Dopo di lui Francesca Coin, professoressa associata di sociologia all’università di Lancaster, impegnata attualmente nello studio delle crisi sociali ed economiche che hanno raccontato gli ultimi quattro decenni, dalla crisi fiscale di New York del 1975 all’odierna crisi del Coronavirus. Negli anni ha esaminato l’evoluzione del lavoro precario, non retribuito, agricolo e digitale e i conflitti sociali che lo caratterizzano. Ha pubblicato una cinquantina di articoli di giornale e saggi sulle dimensioni intersezionali della disuguaglianza nella svolta neoliberista.
A lei abbiamo chiesto uno sguardo di ulteriore approfondimento sul perché e come le crisi che stiamo attraversando, quella ecologica, quelle economiche, quella pandemica, quella geopolitica, e via dicendo, sono un motore potente dell’inasprirsi delle disuguaglianze, e, dall’alto della sua esperienza internazionale di studi, anche uno sguardo comparato su cosa sta succedendo in Italia rispetto ad altri paesi, soprattutto Regno Unito e Stati Uniti.
Infine, abbiamo concluso con Elisa Sermarini, responsabile della comunicazione della “Rete dei Numeri Pari”, un’interessantissima iniziativa che punta a unire tutte le realtà locali impegnate attivamente nel contrastare le disuguaglianze sociali a vario titolo. Elisa ci ha raccontato di come è nata la Rete, e di alcune interessantissime realtà che ne fanno parte.
Domenica 19 giugno, infine, con tutti i partecipanti alla tre giorni che hanno soggiornato presso la Comunità, come avevamo fatto anche l‘anno prima abbiamo provato a tirare le fila, ci siamo confrontati sugli spunti e le riflessioni emerse, attraverso un metodo di dialogo e scrittura partecipata, con lo scopo di arrivare a stilare una “Carta degli Impegni”, che dopo tre ore di intenso dibattito e confronto abbiamo effettivamente redatto e firmato insieme… davanti ad una buona pizza cotta nel forno a legna delle Comunità!
Tra le note più interessanti emerse dal dibattito, forse, c’è l’idea di un forte bisogno di riprendere contatto con la dimensione politica delle nostre collettività: le persone presenti attive in politica lamentavano isolamento e fatiche nel cercare di portare avanti le battaglie giuste, i più lontani e critici dall’altro lato evidenziavano la difficoltà ad accedere “da cittadini normali” ai contesti decisionali e deliberativi…

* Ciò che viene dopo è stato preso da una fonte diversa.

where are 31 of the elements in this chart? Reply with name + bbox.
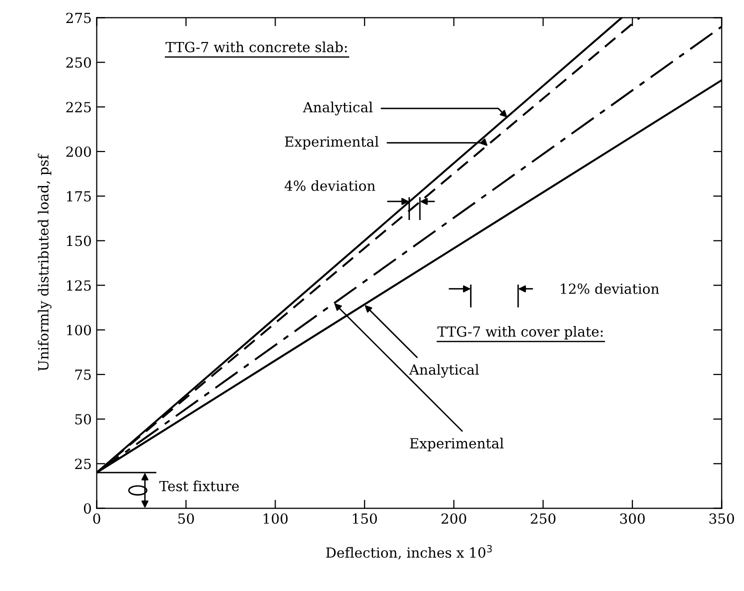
x-tick-label: 0: [93, 513, 100, 524]
y-tick-label: 275: [66, 12, 91, 24]
y-tick-label: 250: [66, 57, 91, 68]
annotation: Experimental: [410, 438, 504, 452]
x-tick-label: 200: [442, 513, 466, 524]
x-tick-label: 250: [530, 513, 556, 524]
y-axis-title: Uniformly distributed load, psf: [38, 154, 52, 371]
y-tick-label: 175: [67, 191, 91, 202]
y-tick-label: 25: [75, 458, 91, 470]
x-tick-label: 300: [620, 513, 645, 524]
annotation: Experimental: [284, 136, 379, 150]
annotation: TTG-7 with cover plate:: [437, 326, 603, 340]
y-tick-label: 125: [67, 280, 91, 291]
y-tick-label: 200: [66, 146, 91, 157]
x-tick-label: 50: [178, 513, 194, 524]
y-tick-label: 0: [84, 503, 91, 514]
x-tick-label: 100: [264, 513, 288, 524]
y-tick-label: 75: [75, 370, 91, 380]
x-tick-label: 350: [709, 513, 734, 524]
y-tick-label: 225: [66, 102, 91, 112]
annotation: Test fixture: [159, 480, 239, 492]
annotation: 4% deviation: [284, 180, 376, 191]
y-tick-label: 100: [67, 324, 91, 336]
annotation: 12% deviation: [560, 283, 660, 294]
y-tick-label: 150: [67, 236, 91, 246]
x-axis-title: Deflection, inches x 10$^{3}$: [326, 545, 492, 560]
y-tick-label: 50: [75, 414, 91, 425]
x-tick-label: 150: [353, 513, 377, 524]
annotation: Analytical: [302, 102, 373, 116]
annotation: Analytical: [409, 364, 479, 378]
annotation: TTG-7 with concrete slab:: [166, 42, 347, 52]
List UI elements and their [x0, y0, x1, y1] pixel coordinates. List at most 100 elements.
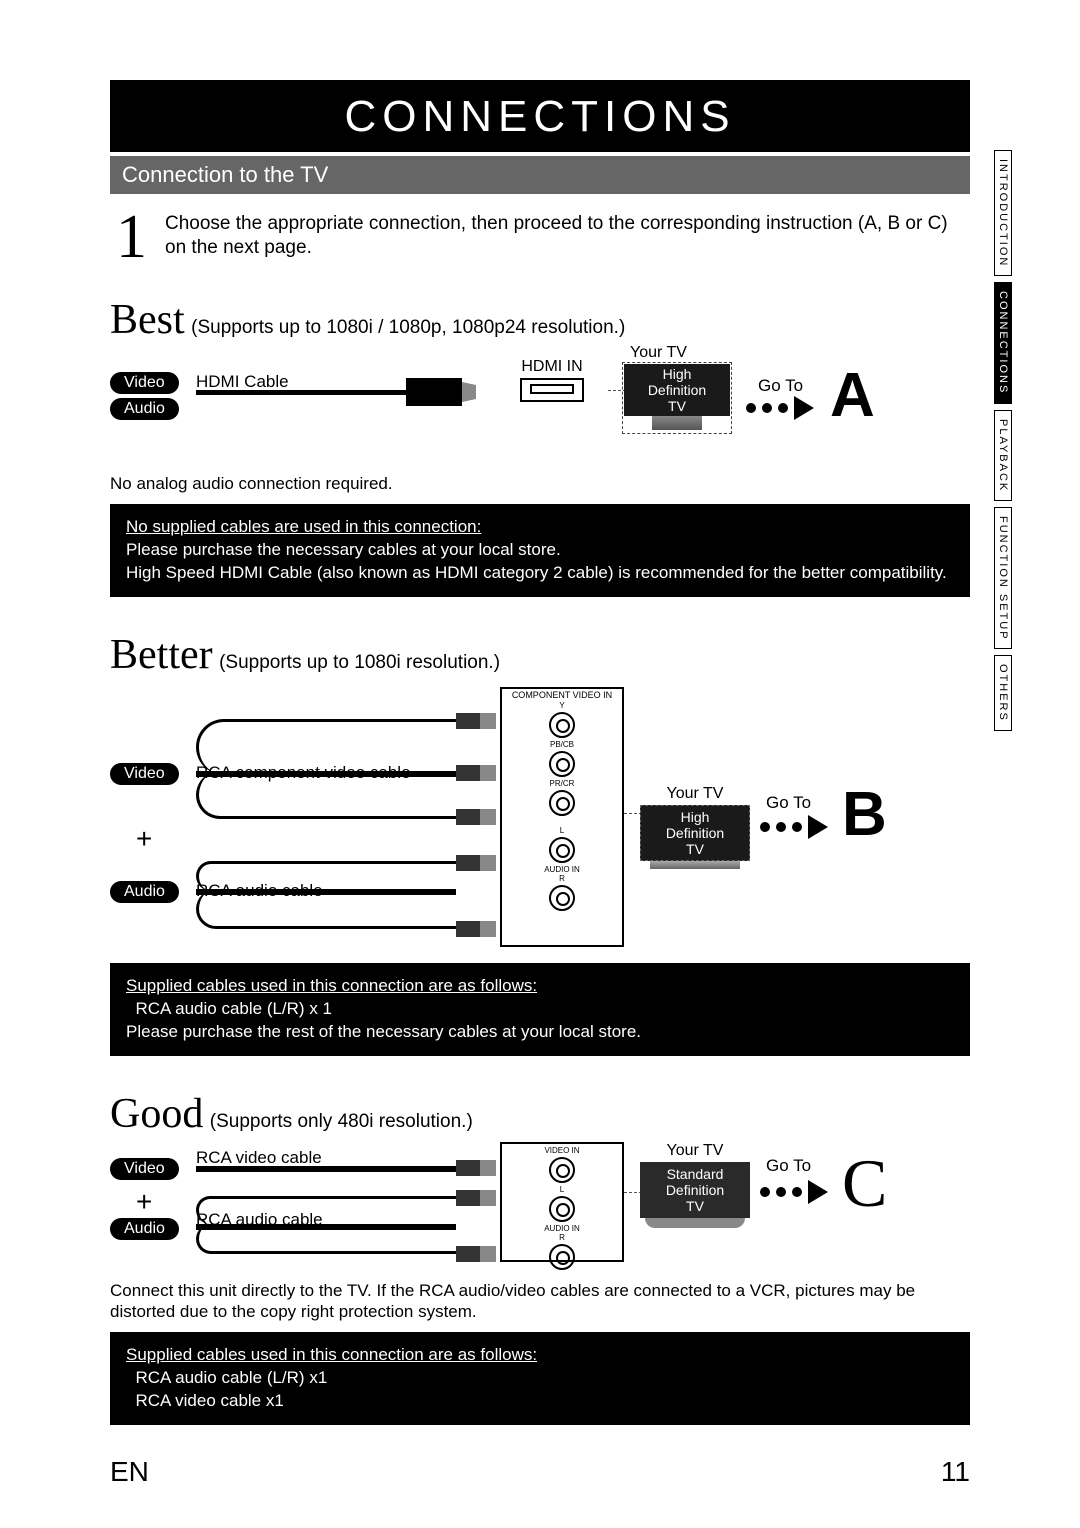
hdmi-port-icon — [520, 378, 584, 402]
best-note: No analog audio connection required. — [110, 474, 970, 494]
goto-label: Go To — [766, 793, 811, 813]
better-header: Better (Supports up to 1080i resolution.… — [110, 631, 970, 679]
tv-base-icon — [645, 1218, 745, 1228]
better-box: Supplied cables used in this connection … — [110, 963, 970, 1056]
video-pill: Video — [110, 372, 179, 394]
better-desc: (Supports up to 1080i resolution.) — [219, 652, 500, 673]
good-box-u: Supplied cables used in this connection … — [126, 1345, 537, 1364]
rca-panel: VIDEO IN L AUDIO IN R — [500, 1142, 624, 1262]
rca-jack-icon — [549, 837, 575, 863]
better-label: Better — [110, 632, 213, 678]
step-number: 1 — [116, 206, 147, 268]
page: CONNECTIONS Connection to the TV 1 Choos… — [110, 80, 970, 1425]
good-box-l1: RCA audio cable (L/R) x1 — [135, 1368, 327, 1387]
tab-function-setup[interactable]: FUNCTION SETUP — [994, 507, 1012, 650]
jack-label: R — [502, 874, 622, 883]
cable-curve — [196, 719, 456, 775]
rca-video-label: RCA video cable — [196, 1148, 322, 1168]
hdmi-in-port: HDMI IN — [496, 358, 608, 402]
rca-jack-icon — [549, 751, 575, 777]
good-box: Supplied cables used in this connection … — [110, 1332, 970, 1425]
letter-a: A — [830, 360, 875, 431]
goto-label: Go To — [766, 1156, 811, 1176]
good-diagram: Video RCA video cable + Audio RCA audio … — [110, 1152, 970, 1272]
jack-label: PB/CB — [502, 740, 622, 749]
best-box: No supplied cables are used in this conn… — [110, 504, 970, 597]
section-header: Connection to the TV — [110, 156, 970, 194]
rca-plug-icon — [456, 855, 496, 871]
rca-panel: COMPONENT VIDEO IN Y PB/CB PR/CR L AUDIO… — [500, 687, 624, 947]
rca-plug-icon — [456, 1246, 496, 1262]
video-pill: Video — [110, 1158, 179, 1180]
tab-connections[interactable]: CONNECTIONS — [994, 282, 1012, 403]
audio-pill: Audio — [110, 398, 179, 420]
better-diagram: Video RCA component video cable + Audio … — [110, 693, 970, 953]
good-header: Good (Supports only 480i resolution.) — [110, 1090, 970, 1138]
rca-plug-icon — [456, 1190, 496, 1206]
best-box-l1: Please purchase the necessary cables at … — [126, 540, 561, 559]
cable-curve — [196, 1196, 456, 1224]
tv-line1: High — [624, 366, 730, 382]
better-box-l2: Please purchase the rest of the necessar… — [126, 1022, 641, 1041]
jack-label: Y — [502, 701, 622, 710]
best-box-l2: High Speed HDMI Cable (also known as HDM… — [126, 563, 947, 582]
hdmi-cable-label: HDMI Cable — [196, 372, 289, 392]
rca-jack-icon — [549, 1244, 575, 1270]
tab-playback[interactable]: PLAYBACK — [994, 410, 1012, 501]
rca-plug-icon — [456, 809, 496, 825]
arrow-icon — [760, 1180, 828, 1204]
side-tabs: INTRODUCTION CONNECTIONS PLAYBACK FUNCTI… — [994, 150, 1022, 737]
tv-line1: Standard — [640, 1166, 750, 1182]
rca-jack-icon — [549, 1157, 575, 1183]
your-tv-label: Your TV — [640, 1142, 750, 1160]
best-header: Best (Supports up to 1080i / 1080p, 1080… — [110, 296, 970, 344]
jack-label: VIDEO IN — [502, 1146, 622, 1155]
tv-line3: TV — [624, 398, 730, 414]
tv-c: Your TV Standard Definition TV — [640, 1142, 750, 1228]
arrow-icon — [746, 396, 814, 420]
plus-icon: + — [136, 1186, 152, 1218]
hdmi-plug-icon — [406, 378, 462, 406]
tv-b: Your TV High Definition TV — [640, 785, 750, 869]
good-desc: (Supports only 480i resolution.) — [210, 1111, 473, 1132]
jack-label: L — [502, 826, 622, 835]
plus-icon: + — [136, 823, 152, 855]
tab-introduction[interactable]: INTRODUCTION — [994, 150, 1012, 276]
good-box-l2: RCA video cable x1 — [135, 1391, 283, 1410]
best-diagram: Video Audio HDMI Cable HDMI IN Your TV H… — [110, 358, 970, 468]
audio-pill: Audio — [110, 1218, 179, 1240]
rca-jack-icon — [549, 885, 575, 911]
tv-line2: Definition — [641, 825, 749, 841]
tv-stand-icon — [652, 416, 702, 430]
footer-page: 11 — [941, 1456, 970, 1488]
tv-line3: TV — [640, 1198, 750, 1214]
video-pill: Video — [110, 763, 179, 785]
cable-curve — [196, 861, 456, 891]
panel-title: COMPONENT VIDEO IN — [502, 691, 622, 701]
your-tv-label: Your TV — [630, 344, 687, 362]
better-box-l1: RCA audio cable (L/R) x 1 — [135, 999, 332, 1018]
jack-label: R — [502, 1233, 622, 1242]
tv-screen: Standard Definition TV — [640, 1162, 750, 1218]
cable-curve — [196, 771, 456, 819]
best-desc: (Supports up to 1080i / 1080p, 1080p24 r… — [191, 317, 625, 338]
rca-plug-icon — [456, 713, 496, 729]
jack-label: L — [502, 1185, 622, 1194]
footer-lang: EN — [110, 1456, 149, 1488]
your-tv-label: Your TV — [640, 785, 750, 803]
rca-jack-icon — [549, 790, 575, 816]
jack-label: PR/CR — [502, 779, 622, 788]
step-row: 1 Choose the appropriate connection, the… — [110, 206, 970, 268]
tab-others[interactable]: OTHERS — [994, 655, 1012, 731]
jack-label: AUDIO IN — [502, 865, 622, 874]
step-text: Choose the appropriate connection, then … — [165, 206, 970, 260]
audio-pill: Audio — [110, 881, 179, 903]
tv-line1: High — [641, 809, 749, 825]
letter-b: B — [842, 779, 887, 850]
rca-plug-icon — [456, 921, 496, 937]
rca-plug-icon — [456, 765, 496, 781]
cable-curve — [196, 1224, 456, 1254]
best-box-u: No supplied cables are used in this conn… — [126, 517, 481, 536]
better-box-u: Supplied cables used in this connection … — [126, 976, 537, 995]
footer: EN 11 — [110, 1456, 970, 1488]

Uno degli impegni che ci siamo presi, per niente semplice, è quello di provare a costruire nei nostri territori, non già direttamente dei partiti o delle liste, ma piuttosto sorte di nuovi “corpi intermedi”, che siano accessibili anche da chi li può frequentare solo “a tempo perso”, dando comunque il suo contributo e facendo sentire la propria voce, e che siano di supporto per chi della cittadinanza attiva ha scelto di scalare qualche gradino in più e prendersi già delle responsabilità.
Del resto, a quanto pare (freschissimo sondaggio SWG di inizio giugno), in Italia ci sarebbero già delle maggioranze di pensiero favorevoli a politiche assimilabili a quelle che propone il Forum Disuguaglianze e Diversità, se è vero che “per oltre due terzi degli italiani tassare maggiormente i super-ricchi è un must: opinione maggioritaria anche per l’elettorato di centrodestra”.
Forse avere dei luoghi in cui questi pensieri divengano voci, anche se pre-politiche, può aiutare a renderle piano piano la realtà migliore in cui sperare.